The scandal was centered on the charge of treason ("of the people's interests"), provoked by the allegation that those arrested had attempted to establish a government in exile.[7] At that time, however, it was not illegal for a citizen of the Kingdom of Romania to leave his country of birth, and there was no official policy hostile to the Western Allies.[9] Calls for a trial of the entire party were voiced by the Communist press (notably, by Silviu Brucan), and Maniu himself, although not present at Tămădău, was argued to have planned the escape.[9] Arrested while under treatment in a sanatorium,[10] Maniu later admitted to the fact, and indicated that he was prepared to assume complete responsibility:
"[After Haţieganu's offer] I spoke to Mr. Mihalache, I specifically asked him to make use of this opportunity and he accepted. Indeed, the moral and political responsibility for the departure of Mr. Mihalache and our friends is mine."[8]

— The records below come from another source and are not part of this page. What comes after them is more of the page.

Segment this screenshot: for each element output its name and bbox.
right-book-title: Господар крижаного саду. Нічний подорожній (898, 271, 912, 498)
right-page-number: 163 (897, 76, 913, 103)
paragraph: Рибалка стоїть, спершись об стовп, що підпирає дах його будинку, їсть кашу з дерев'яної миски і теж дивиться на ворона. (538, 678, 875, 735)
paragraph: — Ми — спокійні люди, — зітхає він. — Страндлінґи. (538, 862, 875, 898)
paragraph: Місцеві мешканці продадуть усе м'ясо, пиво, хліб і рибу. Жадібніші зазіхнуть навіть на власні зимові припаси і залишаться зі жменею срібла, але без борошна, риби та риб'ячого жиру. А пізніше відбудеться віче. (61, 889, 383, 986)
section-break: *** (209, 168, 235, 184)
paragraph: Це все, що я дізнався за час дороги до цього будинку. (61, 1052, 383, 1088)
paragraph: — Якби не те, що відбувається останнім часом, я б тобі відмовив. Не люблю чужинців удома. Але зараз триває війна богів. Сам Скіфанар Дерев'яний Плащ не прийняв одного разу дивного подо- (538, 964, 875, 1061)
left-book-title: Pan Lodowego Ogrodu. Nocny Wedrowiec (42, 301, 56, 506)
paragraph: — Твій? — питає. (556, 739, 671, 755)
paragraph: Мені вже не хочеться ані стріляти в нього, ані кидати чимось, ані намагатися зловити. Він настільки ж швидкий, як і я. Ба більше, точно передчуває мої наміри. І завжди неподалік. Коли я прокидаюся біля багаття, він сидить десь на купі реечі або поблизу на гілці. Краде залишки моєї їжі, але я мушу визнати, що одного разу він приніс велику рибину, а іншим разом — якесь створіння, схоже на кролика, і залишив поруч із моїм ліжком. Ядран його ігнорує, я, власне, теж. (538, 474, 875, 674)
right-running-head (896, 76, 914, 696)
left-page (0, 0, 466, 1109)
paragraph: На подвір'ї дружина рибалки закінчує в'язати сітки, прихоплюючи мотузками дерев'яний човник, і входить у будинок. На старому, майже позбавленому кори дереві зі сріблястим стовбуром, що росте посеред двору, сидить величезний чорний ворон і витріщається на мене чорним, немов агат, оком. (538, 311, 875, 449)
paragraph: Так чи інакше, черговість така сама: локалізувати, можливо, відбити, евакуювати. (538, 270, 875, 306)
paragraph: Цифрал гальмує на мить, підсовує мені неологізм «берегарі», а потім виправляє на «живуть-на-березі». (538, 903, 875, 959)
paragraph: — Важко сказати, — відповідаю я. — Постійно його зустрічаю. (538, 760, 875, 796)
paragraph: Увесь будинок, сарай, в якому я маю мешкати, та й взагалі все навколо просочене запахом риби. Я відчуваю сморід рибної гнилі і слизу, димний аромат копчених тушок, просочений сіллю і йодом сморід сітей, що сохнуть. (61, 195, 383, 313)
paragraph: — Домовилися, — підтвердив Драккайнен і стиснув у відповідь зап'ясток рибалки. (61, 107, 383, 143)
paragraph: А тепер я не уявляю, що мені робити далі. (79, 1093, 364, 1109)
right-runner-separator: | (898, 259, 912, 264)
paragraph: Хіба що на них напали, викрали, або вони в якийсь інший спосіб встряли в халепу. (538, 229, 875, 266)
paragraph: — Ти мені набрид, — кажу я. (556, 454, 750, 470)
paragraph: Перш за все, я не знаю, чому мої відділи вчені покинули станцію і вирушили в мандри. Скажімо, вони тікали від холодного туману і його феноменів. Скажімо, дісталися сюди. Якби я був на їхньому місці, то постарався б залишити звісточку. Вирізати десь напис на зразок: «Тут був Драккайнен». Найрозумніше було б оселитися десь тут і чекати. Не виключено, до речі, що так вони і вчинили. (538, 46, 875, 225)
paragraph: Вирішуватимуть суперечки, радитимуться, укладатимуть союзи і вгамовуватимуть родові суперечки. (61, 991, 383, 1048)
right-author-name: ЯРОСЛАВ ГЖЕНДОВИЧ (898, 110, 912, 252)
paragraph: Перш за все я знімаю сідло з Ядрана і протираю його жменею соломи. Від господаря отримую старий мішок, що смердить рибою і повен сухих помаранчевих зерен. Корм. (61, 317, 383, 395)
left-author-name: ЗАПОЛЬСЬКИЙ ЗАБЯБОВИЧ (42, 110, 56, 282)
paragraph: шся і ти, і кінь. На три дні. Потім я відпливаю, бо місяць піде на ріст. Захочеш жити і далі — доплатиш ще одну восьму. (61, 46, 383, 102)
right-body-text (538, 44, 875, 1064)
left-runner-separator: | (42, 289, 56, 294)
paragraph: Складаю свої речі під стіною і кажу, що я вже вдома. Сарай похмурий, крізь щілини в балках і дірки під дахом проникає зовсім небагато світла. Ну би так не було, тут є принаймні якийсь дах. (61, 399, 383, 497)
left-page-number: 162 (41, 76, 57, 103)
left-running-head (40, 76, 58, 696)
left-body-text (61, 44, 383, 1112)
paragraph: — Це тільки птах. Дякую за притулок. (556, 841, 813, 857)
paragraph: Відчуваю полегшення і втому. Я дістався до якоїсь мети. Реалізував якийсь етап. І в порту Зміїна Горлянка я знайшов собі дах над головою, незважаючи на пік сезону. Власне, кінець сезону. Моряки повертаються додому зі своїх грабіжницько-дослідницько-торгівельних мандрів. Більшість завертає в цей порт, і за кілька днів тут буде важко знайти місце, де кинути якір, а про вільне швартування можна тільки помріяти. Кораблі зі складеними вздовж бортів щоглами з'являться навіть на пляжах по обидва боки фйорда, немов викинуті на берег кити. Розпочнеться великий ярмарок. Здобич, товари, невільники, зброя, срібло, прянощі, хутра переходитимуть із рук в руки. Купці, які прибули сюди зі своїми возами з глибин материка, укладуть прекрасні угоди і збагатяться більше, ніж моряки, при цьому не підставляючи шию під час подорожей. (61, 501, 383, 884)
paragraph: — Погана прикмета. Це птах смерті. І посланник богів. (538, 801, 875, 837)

He denied, however, any subversive goal:
"The purpose as designed by me was that, through going abroad, they were to inform foreign countries of the situation in Romania."[8]
Later the same day (July 14, 1947), authorities stormed into the PNŢ headquarters and confiscated all documents held in the archive, a move followed by other searches for documents in various locations.[11] On July 19, the Assembly of Deputies of Romania voted to outlaw the party press (including Dreptatea), and to lift the parliamentary immunity of PNŢ deputies — the entire party leadership was arrested on the same day, and the party was banned on July 30 (on the basis of a report filed by Teohari Georgescu).[12] In parallel, Soviet authorities handed Teohari Georgescu the handwritten testimony of a former Abwehr agent, Alfred Petermann, who alleged that Maniu had worked as an agent for the British Secret Intelligence Service during the war, keeping contact with Alfred Gardyne de Chastelain.[13]
All those involved and those judged to have been involved were sentenced to harsh penal labour sentences: Maniu died in Sighet prison in 1953, and Mihalache in Râmnicu Sărat ten years after.[14] Most other important party activists were sentenced with or without trial in the following years;[15] Corneliu Coposu, who was to lead the reestablished party after the Romanian Revolution of 1989, was also arrested and imprisoned in connection with the Tămădău Affair.
Constantin Titel-Petrescu, leader of the independent branch of the Social Democratic Party (one which had refused cooperation with the Communists), was also implicated in the trial — it was concluded that he had participated in planning the Tămădău episode, and was himself later tried and convicted on the basis of this and other accusations.[16] The diplomat Neagu Djuvara, who was present at the Romanian Legation in Sweden, was mentioned in one of the testimonies at the trial, and opted not to return to his country.[17]
The episode was soon after used against the Foreign Minister, Gheorghe Tătărescu, leader of the National Liberal Party-Tătărescu (which, although aligned with the Communists, had by then criticized several Communist policies). He was attacked by the PCR newspaper Scînteia for having allegedly failed to act against a pro-Maniu conspiracy inside his ministry, unceremoniously demoted, and replaced by the Communist activist Ana Pauker.[18]